Here we go.....
- Get this freaking weight off, once and for all.... I probably have almost 100lbs to lose. Honestly I would be happy 75lbs or what ever weight would make me a normal size 14. I want OUT of the plus sizes in the worst way.
- Get out of debt! This is a big one too. I might even do a whole post on my debt and financial situation. I have a Dave Ramsey book and think his philosophy will work for me. The other thing that goes along with this is being better with the way I spend my money.
- Get a tattoo, I know it's not a "life altering" one but I've been talking about it for a long time and just want to "go for it" why the hell not, right?
- Go back to school, I never went to college and man do I regret that now. Not sure what I want to go for. Everytime I think about this, it scares me to death. But the whole point of this list is to actually get over my fears and do it knowing it will better my life, not make it worse. (nothing at this point could make it worse.)
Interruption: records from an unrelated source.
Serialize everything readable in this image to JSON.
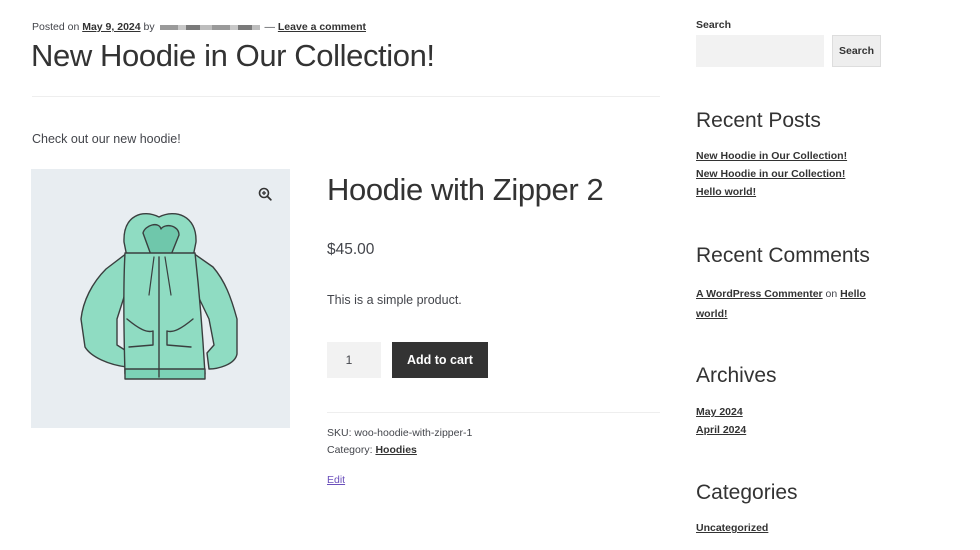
{
  "post": {
    "posted_on": "Posted on",
    "date": "May 9, 2024",
    "by": "by",
    "separator": "—",
    "leave_comment": "Leave a comment",
    "title": "New Hoodie in Our Collection!",
    "intro": "Check out our new hoodie!"
  },
  "product": {
    "title": "Hoodie with Zipper 2",
    "price": "$45.00",
    "description": "This is a simple product.",
    "quantity": "1",
    "add_to_cart": "Add to cart",
    "sku": "SKU: woo-hoodie-with-zipper-1",
    "category_label": "Category:",
    "category": "Hoodies",
    "edit": "Edit",
    "image_icon": "zoom-in-icon"
  },
  "sidebar": {
    "search_label": "Search",
    "search_button": "Search",
    "recent_posts_title": "Recent Posts",
    "recent_posts": [
      "New Hoodie in Our Collection!",
      "New Hoodie in our Collection!",
      "Hello world!"
    ],
    "recent_comments_title": "Recent Comments",
    "comment_author": "A WordPress Commenter",
    "comment_on": "on",
    "comment_post": "Hello world!",
    "archives_title": "Archives",
    "archives": [
      "May 2024",
      "April 2024"
    ],
    "categories_title": "Categories",
    "categories": [
      "Uncategorized"
    ]
  },
  "colors": {
    "hoodie": "#8fdcc2",
    "button_dark": "#333333",
    "link": "#333333",
    "edit_link": "#6b4fbb",
    "image_bg": "#e8edf1"
  }
}
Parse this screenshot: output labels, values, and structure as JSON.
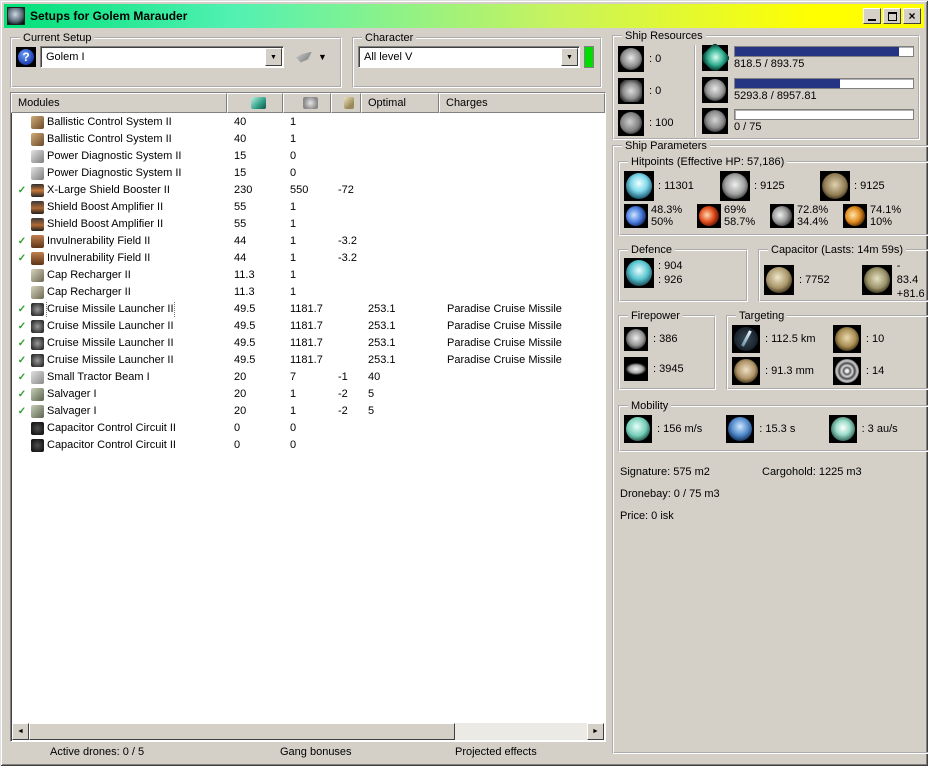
{
  "window": {
    "title": "Setups for Golem Marauder"
  },
  "current_setup": {
    "label": "Current Setup",
    "value": "Golem I"
  },
  "character": {
    "label": "Character",
    "value": "All level V"
  },
  "colors": {
    "titlebar_left": "#00DF78",
    "titlebar_mid": "#52F1B2",
    "titlebar_right": "#FFFF00",
    "bar_fill": "#263583",
    "active_check": "#2E9E2E",
    "character_status": "#00DD00"
  },
  "ship_resources": {
    "label": "Ship Resources",
    "turrets": ": 0",
    "launchers": ": 0",
    "calibration": ": 100",
    "bars": [
      {
        "name": "cpu",
        "text": "818.5 / 893.75",
        "pct": 92
      },
      {
        "name": "powergrid",
        "text": "5293.8 / 8957.81",
        "pct": 59
      },
      {
        "name": "dronebay",
        "text": "0 / 75",
        "pct": 0
      }
    ]
  },
  "modules": {
    "header": {
      "name": "Modules",
      "optimal": "Optimal",
      "charges": "Charges"
    },
    "rows": [
      {
        "active": false,
        "selected": false,
        "icon": "bcs",
        "name": "Ballistic Control System II",
        "cpu": "40",
        "pg": "1",
        "cap": "",
        "optimal": "",
        "charges": ""
      },
      {
        "active": false,
        "selected": false,
        "icon": "bcs",
        "name": "Ballistic Control System II",
        "cpu": "40",
        "pg": "1",
        "cap": "",
        "optimal": "",
        "charges": ""
      },
      {
        "active": false,
        "selected": false,
        "icon": "pds",
        "name": "Power Diagnostic System II",
        "cpu": "15",
        "pg": "0",
        "cap": "",
        "optimal": "",
        "charges": ""
      },
      {
        "active": false,
        "selected": false,
        "icon": "pds",
        "name": "Power Diagnostic System II",
        "cpu": "15",
        "pg": "0",
        "cap": "",
        "optimal": "",
        "charges": ""
      },
      {
        "active": true,
        "selected": false,
        "icon": "booster",
        "name": "X-Large Shield Booster II",
        "cpu": "230",
        "pg": "550",
        "cap": "-72",
        "optimal": "",
        "charges": ""
      },
      {
        "active": false,
        "selected": false,
        "icon": "sba",
        "name": "Shield Boost Amplifier II",
        "cpu": "55",
        "pg": "1",
        "cap": "",
        "optimal": "",
        "charges": ""
      },
      {
        "active": false,
        "selected": false,
        "icon": "sba",
        "name": "Shield Boost Amplifier II",
        "cpu": "55",
        "pg": "1",
        "cap": "",
        "optimal": "",
        "charges": ""
      },
      {
        "active": true,
        "selected": false,
        "icon": "invuln",
        "name": "Invulnerability Field II",
        "cpu": "44",
        "pg": "1",
        "cap": "-3.2",
        "optimal": "",
        "charges": ""
      },
      {
        "active": true,
        "selected": false,
        "icon": "invuln",
        "name": "Invulnerability Field II",
        "cpu": "44",
        "pg": "1",
        "cap": "-3.2",
        "optimal": "",
        "charges": ""
      },
      {
        "active": false,
        "selected": false,
        "icon": "capre",
        "name": "Cap Recharger II",
        "cpu": "11.3",
        "pg": "1",
        "cap": "",
        "optimal": "",
        "charges": ""
      },
      {
        "active": false,
        "selected": false,
        "icon": "capre",
        "name": "Cap Recharger II",
        "cpu": "11.3",
        "pg": "1",
        "cap": "",
        "optimal": "",
        "charges": ""
      },
      {
        "active": true,
        "selected": true,
        "icon": "cml",
        "name": "Cruise Missile Launcher II",
        "cpu": "49.5",
        "pg": "1181.7",
        "cap": "",
        "optimal": "253.1",
        "charges": "Paradise Cruise Missile"
      },
      {
        "active": true,
        "selected": false,
        "icon": "cml",
        "name": "Cruise Missile Launcher II",
        "cpu": "49.5",
        "pg": "1181.7",
        "cap": "",
        "optimal": "253.1",
        "charges": "Paradise Cruise Missile"
      },
      {
        "active": true,
        "selected": false,
        "icon": "cml",
        "name": "Cruise Missile Launcher II",
        "cpu": "49.5",
        "pg": "1181.7",
        "cap": "",
        "optimal": "253.1",
        "charges": "Paradise Cruise Missile"
      },
      {
        "active": true,
        "selected": false,
        "icon": "cml",
        "name": "Cruise Missile Launcher II",
        "cpu": "49.5",
        "pg": "1181.7",
        "cap": "",
        "optimal": "253.1",
        "charges": "Paradise Cruise Missile"
      },
      {
        "active": true,
        "selected": false,
        "icon": "tractor",
        "name": "Small Tractor Beam I",
        "cpu": "20",
        "pg": "7",
        "cap": "-1",
        "optimal": "40",
        "charges": ""
      },
      {
        "active": true,
        "selected": false,
        "icon": "salv",
        "name": "Salvager I",
        "cpu": "20",
        "pg": "1",
        "cap": "-2",
        "optimal": "5",
        "charges": ""
      },
      {
        "active": true,
        "selected": false,
        "icon": "salv",
        "name": "Salvager I",
        "cpu": "20",
        "pg": "1",
        "cap": "-2",
        "optimal": "5",
        "charges": ""
      },
      {
        "active": false,
        "selected": false,
        "icon": "ccc",
        "name": "Capacitor Control Circuit II",
        "cpu": "0",
        "pg": "0",
        "cap": "",
        "optimal": "",
        "charges": ""
      },
      {
        "active": false,
        "selected": false,
        "icon": "ccc",
        "name": "Capacitor Control Circuit II",
        "cpu": "0",
        "pg": "0",
        "cap": "",
        "optimal": "",
        "charges": ""
      }
    ]
  },
  "ship_parameters": {
    "label": "Ship Parameters",
    "hitpoints": {
      "label": "Hitpoints (Effective HP: 57,186)",
      "shield": ": 11301",
      "armor": ": 9125",
      "structure": ": 9125",
      "resists": [
        {
          "name": "em",
          "shield": "48.3%",
          "armor": "50%"
        },
        {
          "name": "thermal",
          "shield": "69%",
          "armor": "58.7%"
        },
        {
          "name": "kinetic",
          "shield": "72.8%",
          "armor": "34.4%"
        },
        {
          "name": "explosive",
          "shield": "74.1%",
          "armor": "10%"
        }
      ]
    },
    "defence": {
      "label": "Defence",
      "line1": ": 904",
      "line2": ": 926"
    },
    "capacitor": {
      "label": "Capacitor (Lasts: 14m 59s)",
      "amount": ": 7752",
      "drain": "- 83.4",
      "recharge": "+81.6"
    },
    "firepower": {
      "label": "Firepower",
      "turret": ": 386",
      "missile": ": 3945"
    },
    "targeting": {
      "label": "Targeting",
      "range": ": 112.5 km",
      "scan_res": ": 91.3 mm",
      "max_targets": ": 10",
      "sensor_strength": ": 14"
    },
    "mobility": {
      "label": "Mobility",
      "velocity": ": 156 m/s",
      "align_time": ": 15.3 s",
      "warp_speed": ": 3 au/s"
    },
    "stats": {
      "signature": "Signature: 575 m2",
      "cargohold": "Cargohold: 1225 m3",
      "dronebay": "Dronebay: 0 / 75 m3",
      "price": "Price: 0 isk"
    }
  },
  "footer": {
    "active_drones": "Active drones: 0 / 5",
    "gang_bonuses": "Gang bonuses",
    "projected_effects": "Projected effects"
  }
}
- Go back to work, not just work...a career. I will probably need to finish the school thing first. My husband is disabled and it's looking like he will never be able to go back to work. I need to get a job in order to have some sort of a retirement plan. I figure if I can get on that in the next year or so, I still would have a good 25yrs to build it up.
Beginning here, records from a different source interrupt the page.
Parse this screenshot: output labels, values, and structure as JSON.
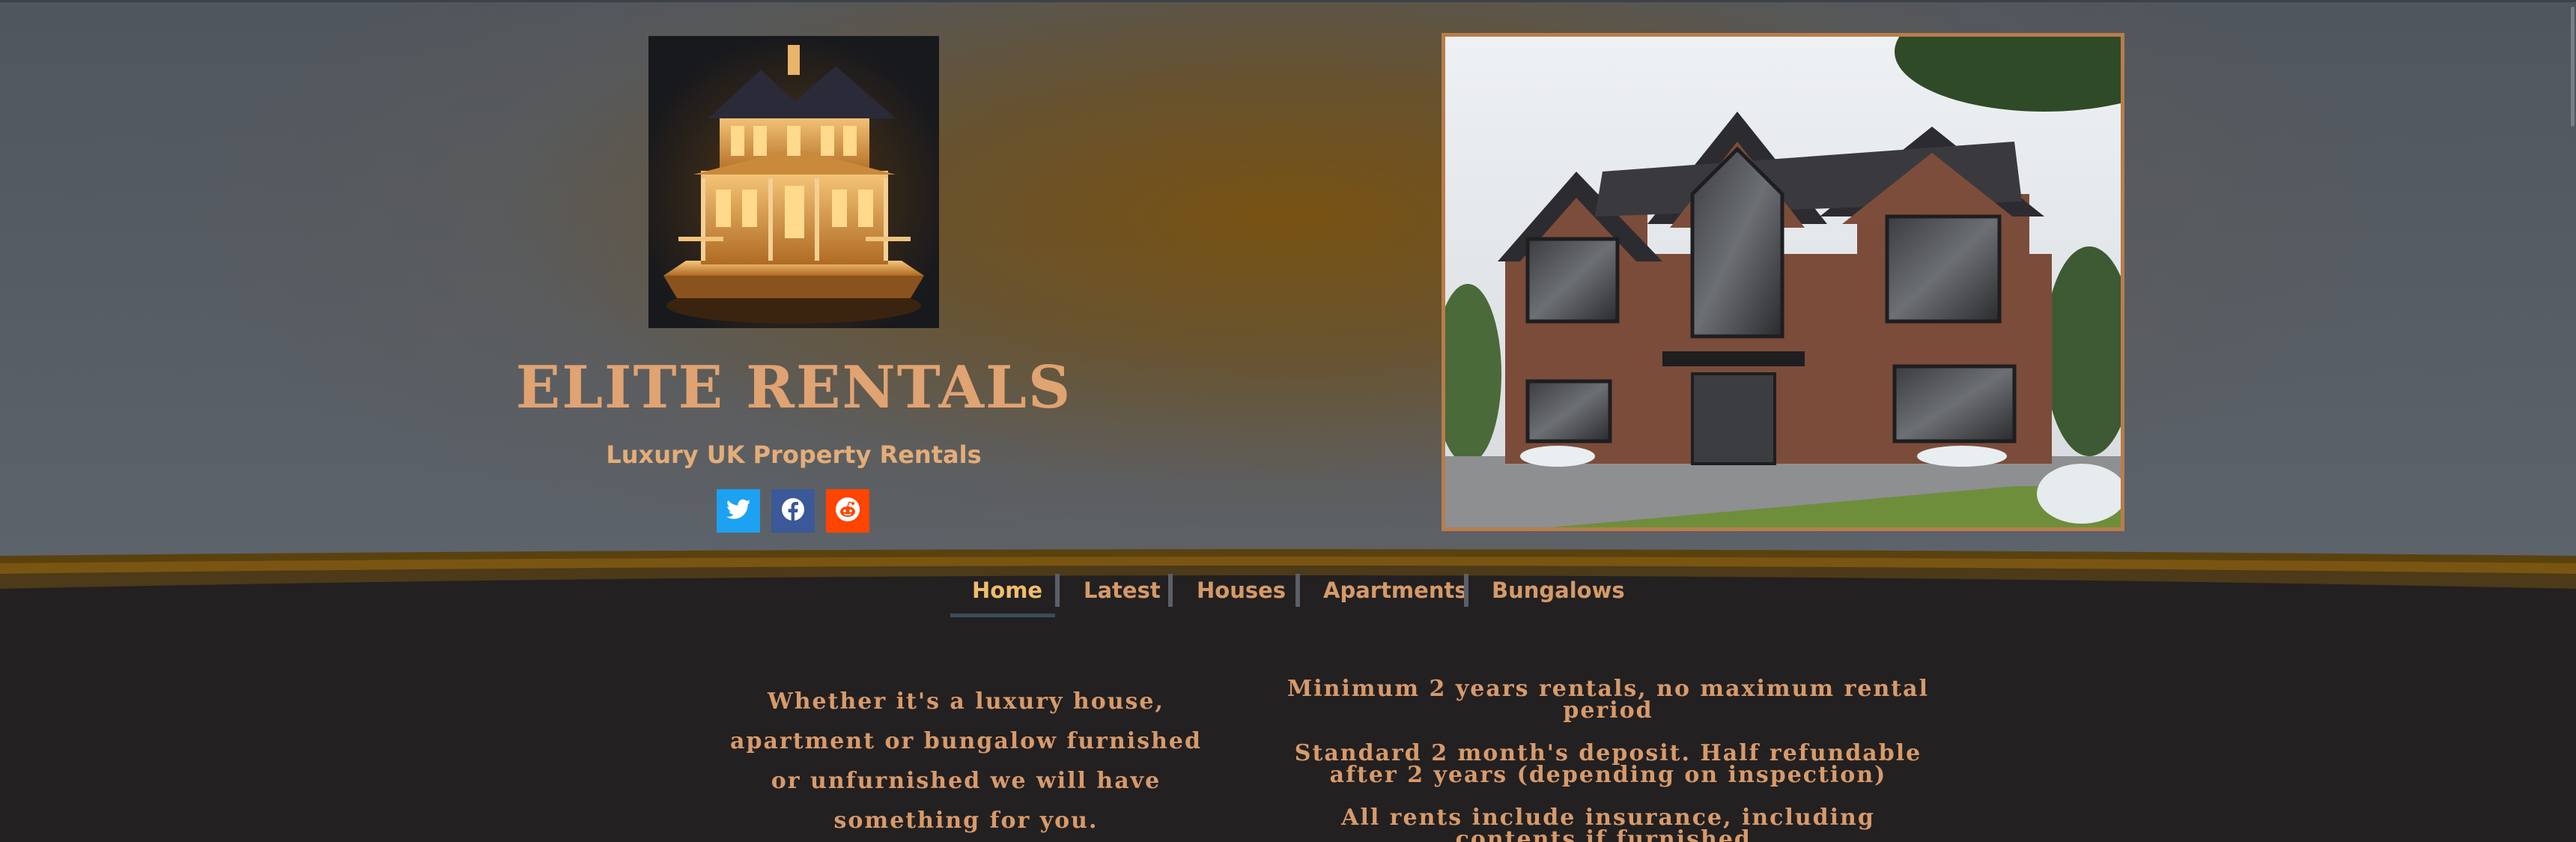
{
  "header": {
    "title": "ELITE RENTALS",
    "subtitle": "Luxury UK Property Rentals",
    "logo_icon": "golden-mansion-icon",
    "photo": "brick-house-photo"
  },
  "social": [
    {
      "name": "Twitter",
      "icon": "twitter-icon",
      "color": "#1da1f2"
    },
    {
      "name": "Facebook",
      "icon": "facebook-icon",
      "color": "#3b5998"
    },
    {
      "name": "Reddit",
      "icon": "reddit-icon",
      "color": "#ff4500"
    }
  ],
  "nav": {
    "items": [
      {
        "label": "Home",
        "active": true
      },
      {
        "label": "Latest"
      },
      {
        "label": "Houses"
      },
      {
        "label": "Apartments"
      },
      {
        "label": "Bungalows"
      }
    ]
  },
  "content": {
    "intro": "Whether it's a luxury house, apartment or bungalow furnished or unfurnished we will have something for you.",
    "terms": [
      "Minimum 2 years rentals, no maximum rental period",
      "Standard 2 month's deposit. Half refundable after 2 years (depending on inspection)",
      "All rents include insurance, including contents if furnished."
    ]
  },
  "colors": {
    "accent": "#e0a372",
    "nav_active": "#f0bd6c",
    "background": "#232021",
    "frame": "#b97d4a"
  }
}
- Work on all my relationships, continue and possibly repair the ones that mean the most and forget about the ones that are toxic and no good for me. This would include my marriage, it's not at in a very good place right now. I need to either see if this will work for the long haul or if it's beyond repair. NOT EASY
- Get over myself, hahahaha this will be one of the hardest to do. I am not the center of anyone's universe but my own. I need to get that through my thick skull. I CANNOT help or fix anyone but myself. I am (but would never admit it before) a spoiled rotten, controlling bitch sometimes and need to NOT be that way anymore.
- Be the best mother to my children I can be. Teach them to be independent of me. I spoil them and do too much for them and that's not helping them or me.
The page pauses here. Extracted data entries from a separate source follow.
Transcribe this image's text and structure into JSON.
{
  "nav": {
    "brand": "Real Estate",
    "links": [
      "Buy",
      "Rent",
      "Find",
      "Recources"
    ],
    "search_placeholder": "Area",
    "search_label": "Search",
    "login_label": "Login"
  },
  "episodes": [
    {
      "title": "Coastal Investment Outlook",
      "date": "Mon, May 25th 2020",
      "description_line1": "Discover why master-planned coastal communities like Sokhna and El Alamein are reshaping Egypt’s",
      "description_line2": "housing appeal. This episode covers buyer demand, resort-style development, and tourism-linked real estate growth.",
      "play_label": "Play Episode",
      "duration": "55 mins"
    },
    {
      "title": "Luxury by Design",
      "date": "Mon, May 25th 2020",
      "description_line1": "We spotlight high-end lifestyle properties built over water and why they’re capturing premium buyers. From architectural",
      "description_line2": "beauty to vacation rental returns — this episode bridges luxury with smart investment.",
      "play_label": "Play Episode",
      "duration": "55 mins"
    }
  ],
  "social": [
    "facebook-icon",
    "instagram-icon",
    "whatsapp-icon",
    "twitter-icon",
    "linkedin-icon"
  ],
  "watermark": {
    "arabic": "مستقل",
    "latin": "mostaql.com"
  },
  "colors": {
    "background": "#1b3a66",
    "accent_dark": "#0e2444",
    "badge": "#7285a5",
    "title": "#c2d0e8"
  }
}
- Do more fun things as a family. My oldest is going to be a senior in High School next year and then he'll be off to college. We need to make the most out of this time together.
- Be better organized, I used to be way better at this. I think it goes to show, when your life is a state of chaos so is your house.
- Get our own place, whether it's an apartment or a house, I really don't care. We NEED to get out of here. This living situation is one of those "toxic" things I talked about before.
That is all I can think of for now, I'm sure I have forgotten some stuff.
It's a start, and I can add to it as I go along....that's the good thing about it being my bucket list.